My October Crisis / Reinaldo Escobar

"The Nation On the Brink of War" -- The Missile Crisis referred to in the official Cuban press.
“The Nation On the Brink of War” — The Missile Crisis referred to in the official Cuban press.

By Reinaldo Escobar — One of my recurring journalistic fantasies consists of managing to reveal some hidden secret. Among my darkest objects of research are two in the month of October: The Missile Crisis and the death of Camilo Cienfuegos. On this occasion I will speak of the first, but as I have no access to the archives I will tell when I myself experienced in that critical episode in our recent history.

I was 15 and was working in the coffee plantations of Guisa, in the Sierra Maestra. That was the first great mobilization of Cuban students for volunteer work, according to agreements reached at the First Confgress of the Secondary Students Union (UES), held on 6 August of that same year, 1962. Thousands of us students participated in this harvest which yielded – according to published data – the highest output in history, over 27 million pounds of coffee.

On Monday, 22 October, more or less at the time that president John F. Kennedy imposed the naval blockage on our island, our backpacks were stuffed with coffee beans, without anyone noticing any alteration in the routine. And so the week ended. Without telephones, electricity or portable radios.

(…) I saw a photo of Fidel displaying the five fingers of his right hand with a headline (…) “The Five Points of Cuba”

The first of November I had to “go down to the town” to visit a doctor because I was suffering from uncontrollable diarrhea. On throwing myself off the cart that left me in Guisa, I ran into a bar where I found rustic facilities to relieve my cramps. At eye height, there were a few sheets of the newspaper “Revolution” – the newspaper Granma didn’t exist yet – stuck on a nail. On looking over the first page, I saw a photo of Fidel displaying the five fingers of his right hand with a headline that said, as I remember, “The five points of Cuba.”

Stunned as I was, I was pulling off the sheets – which someone had had the delicacy to put in reverse chronological order – one by one. My feelings at this moment, apart from the physical, were many. On the one hand I felt guilty for not being behind one of the “cuatro bocas” – the “four mouths” as we called the Czech-made machine guns – at the supreme moment when “the maximum leader” proclaimed “we are all one in this hour of danger.”

(…) While our world was about to burst, our brave little brigade was gathering the coffee beans, abandoned to its fate

At times I had the insane idea that while our world was about to burst, our brave little brigade was gathering the coffee beans, abandoned to its fate, without even knowing the risks, with no one coming to rescue us, to protect us. But every time I this worry came to me, I rejected it because this should be the anguish of my overprotective mother, and not of a “soldier of the Revolution” always ready to give “the last drop of his blood.”
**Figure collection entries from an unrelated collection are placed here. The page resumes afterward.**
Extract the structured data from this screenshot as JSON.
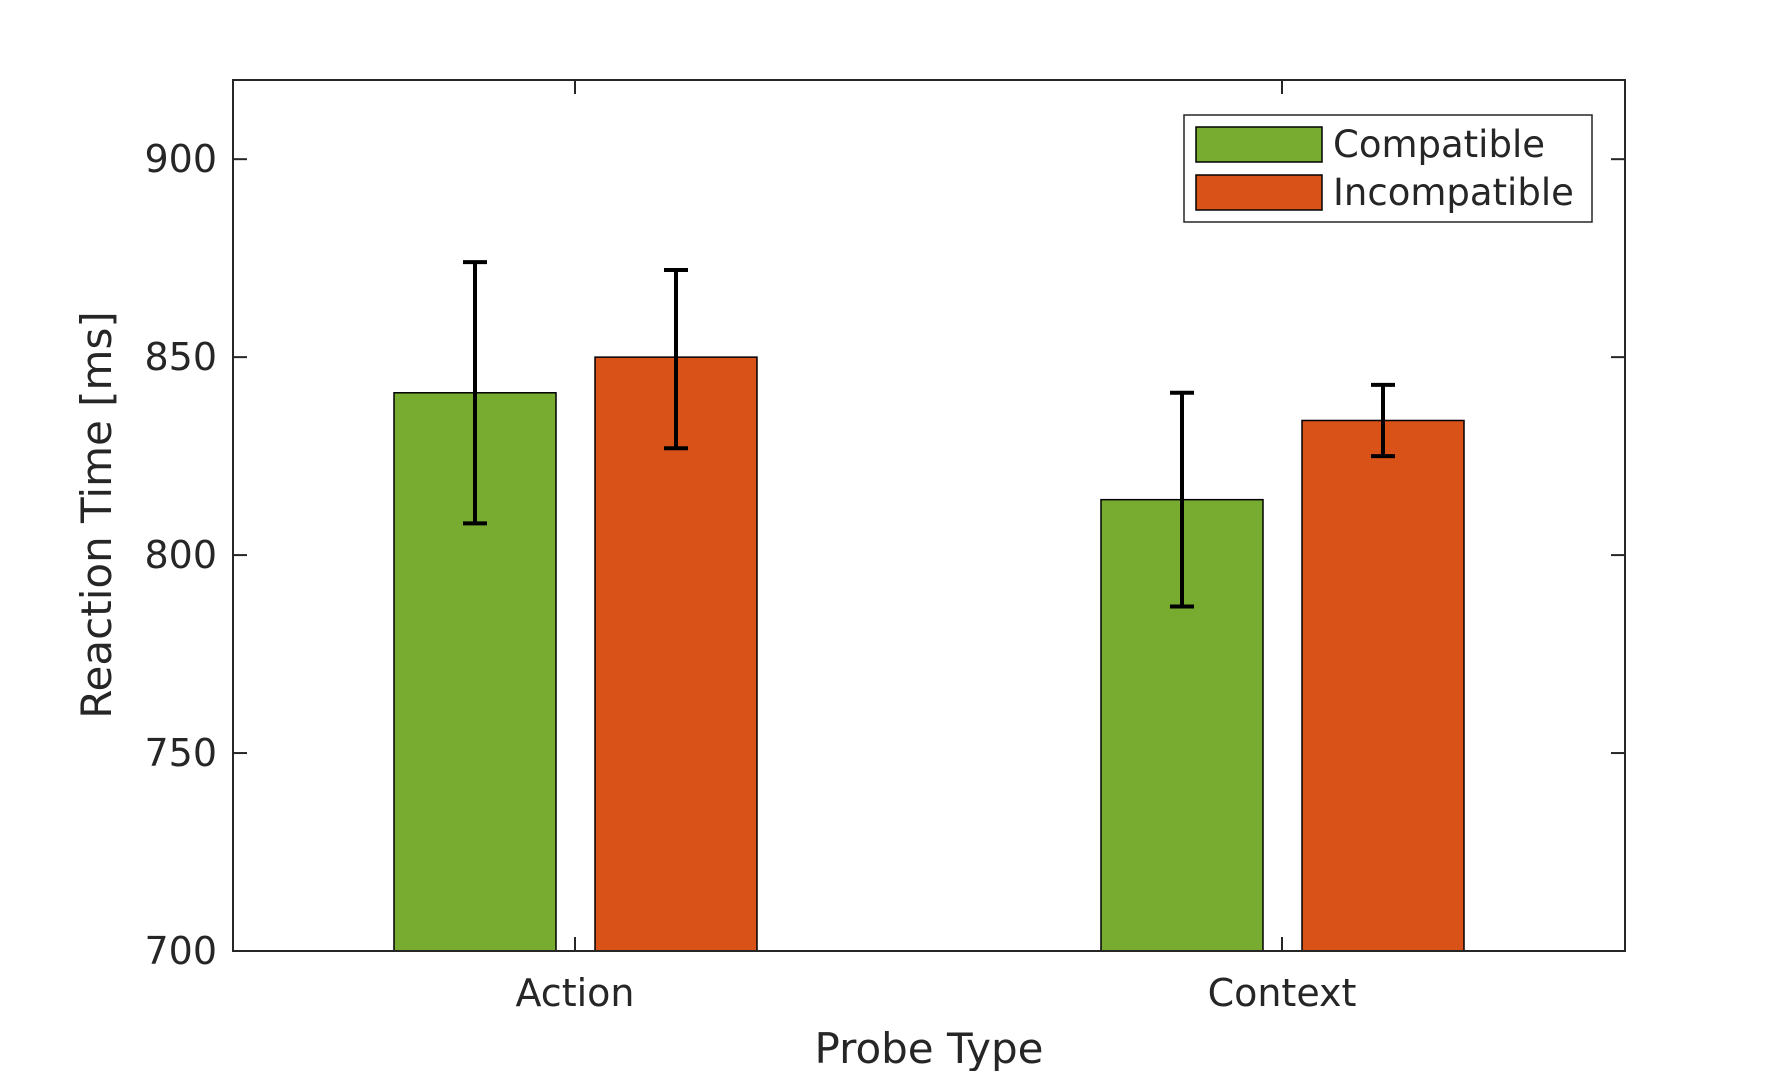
{
  "chart_data": {
    "type": "bar",
    "xlabel": "Probe Type",
    "ylabel": "Reaction Time [ms]",
    "categories": [
      "Action",
      "Context"
    ],
    "ylim": [
      700,
      920
    ],
    "yticks": [
      700,
      750,
      800,
      850,
      900
    ],
    "grid": false,
    "legend_position": "top-right",
    "series": [
      {
        "name": "Compatible",
        "color": "#77AC30",
        "values": [
          841,
          814
        ],
        "error_low": [
          808,
          787
        ],
        "error_high": [
          874,
          841
        ]
      },
      {
        "name": "Incompatible",
        "color": "#D95319",
        "values": [
          850,
          834
        ],
        "error_low": [
          827,
          825
        ],
        "error_high": [
          872,
          843
        ]
      }
    ]
  }
}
Fifty-two years have passed and there are few things still unrevealed about that crisis. If there is any revelation left to me after telling this personal story it is the detail of what our little group was called, twelve beardless boys answering to the name “Lenin Peace Prize Brigade.” We had been baptized thus because this was the name of the award Fidel Castro had received seven months earlier, from the hands of the Soviet scientist Dmitri Skobeltsyn.

I must confess that at that time I could not hear the contradiction that a leader decorated for his peaceful vocation had been about to trigger the last war in human history.

Shortly afterwards I realized the horror encapsulated in that situation, but it was already over.